The Antiplanner is a forester and economist with more than fifty years of experience critiquing government land-use and transportation plans.

5 Responses to Finding Sleep in Dense Cities

  1. LazyReader says:

    Ok let’s get one thing straight… cities aren’t loud, people are loud. Zurich, Switzerland.
    Vienna, Austria.
    Oslo, Norway.
    Munich, Germany.
    Stockholm, Sweden.
    Dusseldorf, Germany

    Are some of the quietest cities in the world…they enforce ordinance.

    when Suburbanites whine they hate cities, because they’re noisy and polluted.
    Cities aren’t loud, CARS are loud and pollute.
    “HONK HONK HONK HONK, HEY ASSHOLE MOVE IT, Police/ambulance sirens”
    ring any bells.

    Without cars, cities are fairly quiet and clean. Suburbia enforces it’s quietness regime with noise ordinance…and you can be evicted for violations.

    The sleep deficit in America is due other reasons…we’re hyper caffinated, over sugarized. We binge watch til the wee hours.

  2. janehavisham says:

    No one lives in Hong Kong and California any more; they’re too crowded.

  3. paul says:

    From LazyReader “Ok let’s get one thing straight… cities aren’t loud, people are loud.”

    When I stayed in a hotel in Bremen Germany I had to ask them to move me to a back room because the streetcars going past every seven minutes 6am to 12M kept me awake. So noise isn’t just cars and sirens, it can even be empty streetcars. Buses probably would have been quieter. There were also buses on the same road but I never noticed them.

  4. MJ says:

    Are some of the quietest cities in the world…they enforce ordinance.

    Source?

    Perhaps we could coin a new planning nostrum to explain this situation. Something like:

    “You aren’t in the noise, you are the noise.”

  5. MJ says:

    No one lives in Hong Kong and California any more; they’re too crowded.

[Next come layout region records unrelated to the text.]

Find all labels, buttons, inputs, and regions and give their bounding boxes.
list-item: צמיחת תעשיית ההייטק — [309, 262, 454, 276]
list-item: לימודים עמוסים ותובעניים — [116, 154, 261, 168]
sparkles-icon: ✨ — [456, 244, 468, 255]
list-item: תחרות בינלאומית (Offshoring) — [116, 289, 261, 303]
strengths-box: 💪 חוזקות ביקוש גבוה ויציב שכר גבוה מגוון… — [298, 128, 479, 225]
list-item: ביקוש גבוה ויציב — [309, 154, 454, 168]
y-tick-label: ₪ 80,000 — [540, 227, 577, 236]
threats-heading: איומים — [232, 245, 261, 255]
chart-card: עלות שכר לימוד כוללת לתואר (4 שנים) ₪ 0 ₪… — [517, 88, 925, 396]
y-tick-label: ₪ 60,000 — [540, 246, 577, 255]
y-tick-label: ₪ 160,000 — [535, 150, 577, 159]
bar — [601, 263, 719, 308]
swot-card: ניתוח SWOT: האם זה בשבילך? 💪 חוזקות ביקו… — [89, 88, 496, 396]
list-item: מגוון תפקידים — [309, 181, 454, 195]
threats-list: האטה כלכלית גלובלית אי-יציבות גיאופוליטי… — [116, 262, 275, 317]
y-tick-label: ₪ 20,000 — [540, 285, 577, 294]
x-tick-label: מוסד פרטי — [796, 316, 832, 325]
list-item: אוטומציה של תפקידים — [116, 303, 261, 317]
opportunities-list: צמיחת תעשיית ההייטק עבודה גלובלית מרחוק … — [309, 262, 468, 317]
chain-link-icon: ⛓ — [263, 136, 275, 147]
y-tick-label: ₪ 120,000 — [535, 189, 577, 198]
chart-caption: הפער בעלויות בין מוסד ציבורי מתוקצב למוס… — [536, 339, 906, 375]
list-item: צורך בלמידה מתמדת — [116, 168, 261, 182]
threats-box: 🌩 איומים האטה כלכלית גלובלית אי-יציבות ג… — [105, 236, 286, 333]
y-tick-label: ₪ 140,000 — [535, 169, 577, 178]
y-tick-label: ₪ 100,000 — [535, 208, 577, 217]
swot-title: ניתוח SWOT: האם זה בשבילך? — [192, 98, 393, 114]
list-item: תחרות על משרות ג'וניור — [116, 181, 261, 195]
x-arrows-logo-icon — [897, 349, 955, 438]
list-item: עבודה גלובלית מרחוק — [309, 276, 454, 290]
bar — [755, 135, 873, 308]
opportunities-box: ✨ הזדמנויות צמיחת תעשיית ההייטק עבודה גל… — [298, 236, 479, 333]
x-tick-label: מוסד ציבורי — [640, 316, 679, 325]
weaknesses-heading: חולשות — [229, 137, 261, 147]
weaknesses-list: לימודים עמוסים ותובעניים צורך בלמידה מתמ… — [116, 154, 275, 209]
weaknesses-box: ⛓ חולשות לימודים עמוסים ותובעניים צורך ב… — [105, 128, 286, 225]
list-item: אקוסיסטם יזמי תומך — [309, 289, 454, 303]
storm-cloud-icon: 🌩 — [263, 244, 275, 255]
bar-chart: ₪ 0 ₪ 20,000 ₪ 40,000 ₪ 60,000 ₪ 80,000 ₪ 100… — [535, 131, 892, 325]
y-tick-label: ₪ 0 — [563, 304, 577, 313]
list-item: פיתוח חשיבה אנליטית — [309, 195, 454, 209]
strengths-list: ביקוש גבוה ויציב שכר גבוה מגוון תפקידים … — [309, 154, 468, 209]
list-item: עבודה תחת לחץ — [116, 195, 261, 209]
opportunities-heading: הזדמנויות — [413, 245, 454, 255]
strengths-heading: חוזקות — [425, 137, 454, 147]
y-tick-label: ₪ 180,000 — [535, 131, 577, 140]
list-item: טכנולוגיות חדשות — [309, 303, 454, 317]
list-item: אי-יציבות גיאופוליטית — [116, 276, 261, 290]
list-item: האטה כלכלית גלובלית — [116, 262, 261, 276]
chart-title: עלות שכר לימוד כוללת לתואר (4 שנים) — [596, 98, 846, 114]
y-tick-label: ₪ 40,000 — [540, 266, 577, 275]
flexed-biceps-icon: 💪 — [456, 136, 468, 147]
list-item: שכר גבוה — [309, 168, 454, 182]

    People aren’t moving to Hong Kong anymore, given the Chinese government’s recent crackdowns on non-government-owned media, public demonstrations, and the extradition of suspected criminals to face “justice” in CCP-run kangaroo courts. Add all these recent unpleasantries to what was already a very expensive place to live, and it’s easy to see why the city grew by less than 0.5 percentage points during the last decade.

    In California, by contrast, they are actively leaving. For about two decades, the Census Bureau had estimated net domestic out-migration from the state. This had been offset for some time by continued illegal migration from Mexico and other parts of Central America, but with that migration slowing and fertility rates among native born-Californians falling, the peak may have been reached and the curve looks like it is starting to turn downward. And the decentralization of white-collar work from traditional offices may accelerate this trend.

    California is crowded, but it is also increasingly dirty, dangerous, expensive and unfree. I suspect those factors have much more to do with its population losses.